Nos duele tanto todo lo que nos ha hecho este Estado fascista que ya no tenemos fuerzas ni para el debate. Ya no nos sentimos capaces de tener una discusión constructiva entre conocidos discordantes, que permita compartir puntos de vista y llegar a acuerdos consensuados. Hemos debatido durante años, éramos los pesados que siempre sacaban el tema a relucir, pero ahora ya no. Ahora no podemos.

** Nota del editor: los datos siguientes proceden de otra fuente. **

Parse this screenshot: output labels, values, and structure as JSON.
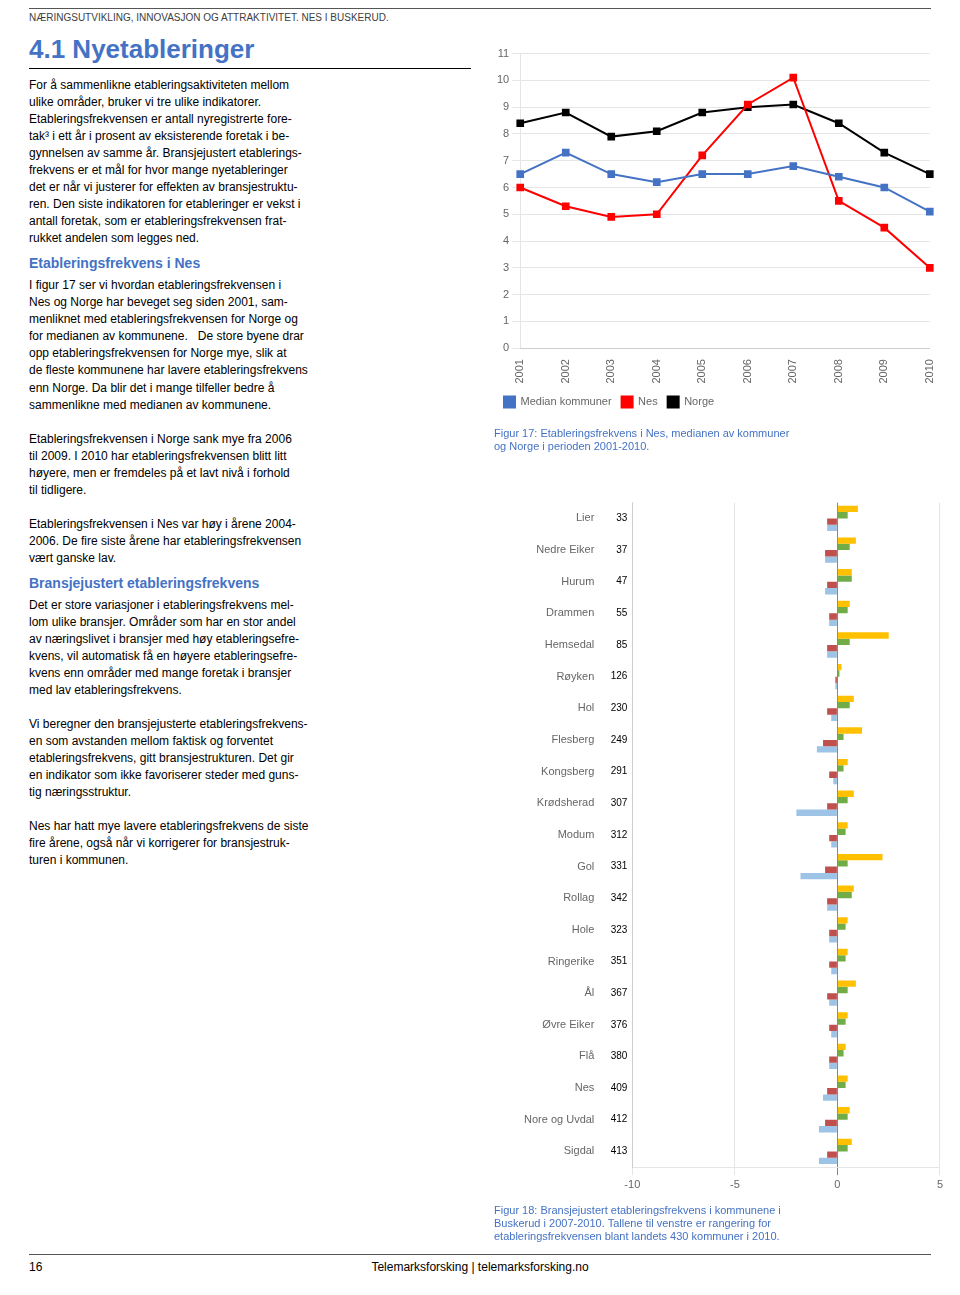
{
  "page": {
    "header_text": "NÆRINGSUTVIKLING, INNOVASJON OG ATTRAKTIVITET. NES I BUSKERUD.",
    "section_title": "4.1  Nyetableringer",
    "title_color": "#4472c4",
    "subheading1": "Etableringsfrekvens i Nes",
    "subheading2": "Bransjejustert etableringsfrekvens",
    "subheading_color": "#4472c4",
    "body1": "For å sammenlikne etableringsaktiviteten mellom\nulike områder, bruker vi tre ulike indikatorer.\nEtableringsfrekvensen er antall nyregistrerte fore-\ntak³ i ett år i prosent av eksisterende foretak i be-\ngynnelsen av samme år. Bransjejustert etablerings-\nfrekvens er et mål for hvor mange nyetableringer\ndet er når vi justerer for effekten av bransjestruktu-\nren. Den siste indikatoren for etableringer er vekst i\nantall foretak, som er etableringsfrekvensen frat-\nrukket andelen som legges ned.",
    "body2": "I figur 17 ser vi hvordan etableringsfrekvensen i\nNes og Norge har beveget seg siden 2001, sam-\nmenliknet med etableringsfrekvensen for Norge og\nfor medianen av kommunene.   De store byene drar\nopp etableringsfrekvensen for Norge mye, slik at\nde fleste kommunene har lavere etableringsfrekvens\nenn Norge. Da blir det i mange tilfeller bedre å\nsammenlikne med medianen av kommunene.\n\nEtableringsfrekvensen i Norge sank mye fra 2006\ntil 2009. I 2010 har etableringsfrekvensen blitt litt\nhøyere, men er fremdeles på et lavt nivå i forhold\ntil tidligere.\n\nEtableringsfrekvensen i Nes var høy i årene 2004-\n2006. De fire siste årene har etableringsfrekvensen\nvært ganske lav.",
    "body3": "Det er store variasjoner i etableringsfrekvens mel-\nlom ulike bransjer. Områder som har en stor andel\nav næringslivet i bransjer med høy etableringsefre-\nkvens, vil automatisk få en høyere etableringsefre-\nkvens enn områder med mange foretak i bransjer\nmed lav etableringsfrekvens.\n\nVi beregner den bransjejusterte etableringsfrekvens-\nen som avstanden mellom faktisk og forventet\netableringsfrekvens, gitt bransjestrukturen. Det gir\nen indikator som ikke favoriserer steder med guns-\ntig næringsstruktur.\n\nNes har hatt mye lavere etableringsfrekvens de siste\nfire årene, også når vi korrigerer for bransjestruk-\nturen i kommunen.",
    "footer_num": "16",
    "footer_text": "Telemarksforsking  |  telemarksforsking.no"
  },
  "chart_data": [
    {
      "type": "line",
      "title": "Figur 17: Etableringsfrekvens i Nes, medianen av kommuner\nog Norge i perioden 2001-2010.",
      "categories": [
        "2001",
        "2002",
        "2003",
        "2004",
        "2005",
        "2006",
        "2007",
        "2008",
        "2009",
        "2010"
      ],
      "series": [
        {
          "name": "Median kommuner",
          "color": "#4472c4",
          "marker": "square",
          "values": [
            6.5,
            7.3,
            6.5,
            6.2,
            6.5,
            6.5,
            6.8,
            6.4,
            6.0,
            5.1
          ]
        },
        {
          "name": "Nes",
          "color": "#ff0000",
          "marker": "square",
          "values": [
            6.0,
            5.3,
            4.9,
            5.0,
            7.2,
            9.1,
            10.1,
            5.5,
            4.5,
            3.0
          ]
        },
        {
          "name": "Norge",
          "color": "#000000",
          "marker": "square",
          "values": [
            8.4,
            8.8,
            7.9,
            8.1,
            8.8,
            9.0,
            9.1,
            8.4,
            7.3,
            6.5
          ]
        }
      ],
      "ylim": [
        0,
        11
      ],
      "yticks": [
        0,
        1,
        2,
        3,
        4,
        5,
        6,
        7,
        8,
        9,
        10,
        11
      ],
      "grid": true,
      "legend": "lower left"
    },
    {
      "type": "bar",
      "orientation": "horizontal",
      "title": "Figur 18: Bransjejustert etableringsfrekvens i kommunene i\nBuskerud i 2007-2010. Tallene til venstre er rangering for\netableringsfrekvensen blant landets 430 kommuner i 2010.",
      "categories": [
        "Lier",
        "Nedre Eiker",
        "Hurum",
        "Drammen",
        "Hemsedal",
        "Røyken",
        "Hol",
        "Flesberg",
        "Kongsberg",
        "Krødsherad",
        "Modum",
        "Gol",
        "Rollag",
        "Hole",
        "Ringerike",
        "Ål",
        "Øvre Eiker",
        "Flå",
        "Nes",
        "Nore og Uvdal",
        "Sigdal"
      ],
      "ranks": [
        "33",
        "37",
        "47",
        "55",
        "85",
        "126",
        "230",
        "249",
        "291",
        "307",
        "312",
        "331",
        "342",
        "323",
        "351",
        "367",
        "376",
        "380",
        "409",
        "412",
        "413"
      ],
      "series": [
        {
          "color": "#ffc000",
          "values": [
            1.0,
            0.9,
            0.7,
            0.6,
            2.5,
            0.2,
            0.8,
            1.2,
            0.5,
            0.8,
            0.5,
            2.2,
            0.8,
            0.5,
            0.5,
            0.9,
            0.5,
            0.4,
            0.5,
            0.6,
            0.7
          ]
        },
        {
          "color": "#70ad47",
          "values": [
            0.5,
            0.6,
            0.7,
            0.5,
            0.6,
            0.1,
            0.6,
            0.3,
            0.3,
            0.5,
            0.4,
            0.5,
            0.7,
            0.4,
            0.4,
            0.5,
            0.4,
            0.3,
            0.4,
            0.5,
            0.5
          ]
        },
        {
          "color": "#c0504d",
          "values": [
            -0.5,
            -0.6,
            -0.5,
            -0.4,
            -0.5,
            -0.1,
            -0.5,
            -0.7,
            -0.4,
            -0.5,
            -0.4,
            -0.6,
            -0.5,
            -0.4,
            -0.4,
            -0.5,
            -0.4,
            -0.4,
            -0.5,
            -0.6,
            -0.5
          ]
        },
        {
          "color": "#9dc3e6",
          "values": [
            -0.5,
            -0.6,
            -0.6,
            -0.4,
            -0.5,
            -0.1,
            -0.3,
            -1.0,
            -0.2,
            -2.0,
            -0.3,
            -1.8,
            -0.5,
            -0.4,
            -0.3,
            -0.4,
            -0.3,
            -0.4,
            -0.7,
            -0.9,
            -0.9
          ]
        }
      ],
      "xlim": [
        -10,
        5
      ],
      "xticks": [
        -10,
        -5,
        0,
        5
      ],
      "grid": true
    }
  ]
}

Después de todo, hemos perdido la capacidad de contraargumentar sobre esta cuestión sin que afecte a nuestro ánimo y a nuestra salud. Así que, para no enfermar de mal humor, decidimos no entrar en debate con nadie que piense distinto. Es triste, tristísimo, pero estos días es así. No hay debate posible contra quien justifica o se muestra equidistante ante tal injusticia.
A pesar de todo, a pesar de la rabia, de la frustración y del dolor, nos acompaña también un profundo sentimiento de orgullo. Orgullo por haber convertido nuestra pobra, bruta, trista i dissortada pàtria en el epicentro de la autoorganización popular, en el ejemplo de las revoluciones pacifistas, en una exhibición de sentido del humor ante la adversidad, en la muestra de solidaridad mutua de las grandes ciudades y del magnífico ingenio de los pueblos pequeños, en puro respeto y admiración hacia nuestros mayores. En definitiva, hemos convertido nuestra casa en una muestra de colaboración ciudadana sin complejos, mientras teníamos como único fin conseguir que todo el mundo pudiera posicionarse políticamente para poder tomar una decisión colectiva. Ese orgullo nos alivia, nos salva y nos ayuda a seguir empujando cada día.
Llegados a este punto, no sabemos qué pasará. De momento, a pesar de los intentos del Estado para evitarlo, conseguimos nuestro primer objetivo: tuvimos urnas, tuvimos papeletas, tuvimos escuelas abiertas, todo aquel que quiso pudo votar y ahora ya hay un resultado. Y a pesar de todo, todavía nadie sabe si, finalmente, tendremos la oportunidad de construir una nueva República, con leyes de nuestro siglo, o si nos mantendremos para siempre atados a un Estado que trata a los disidentes como si fueran delincuentes. Quién sabe, quizás perderemos la partida porque, al fin y al cabo, esta institución es fuerte y tiene instrumentos poderosos.
Sea como fuere, ahora mismo hay algo que sí sabemos: el pacto del 78 fue una mentira y a estas alturas ya no hay posibilidad de que nos vuelvan a engañar. Mirad, quizás el Estado nos ganará a base de meternos palos, pero la herida es tan profunda y dolorosa que en Catalunya nunca, nunca jamás, volveremos a creer en el proyecto político español.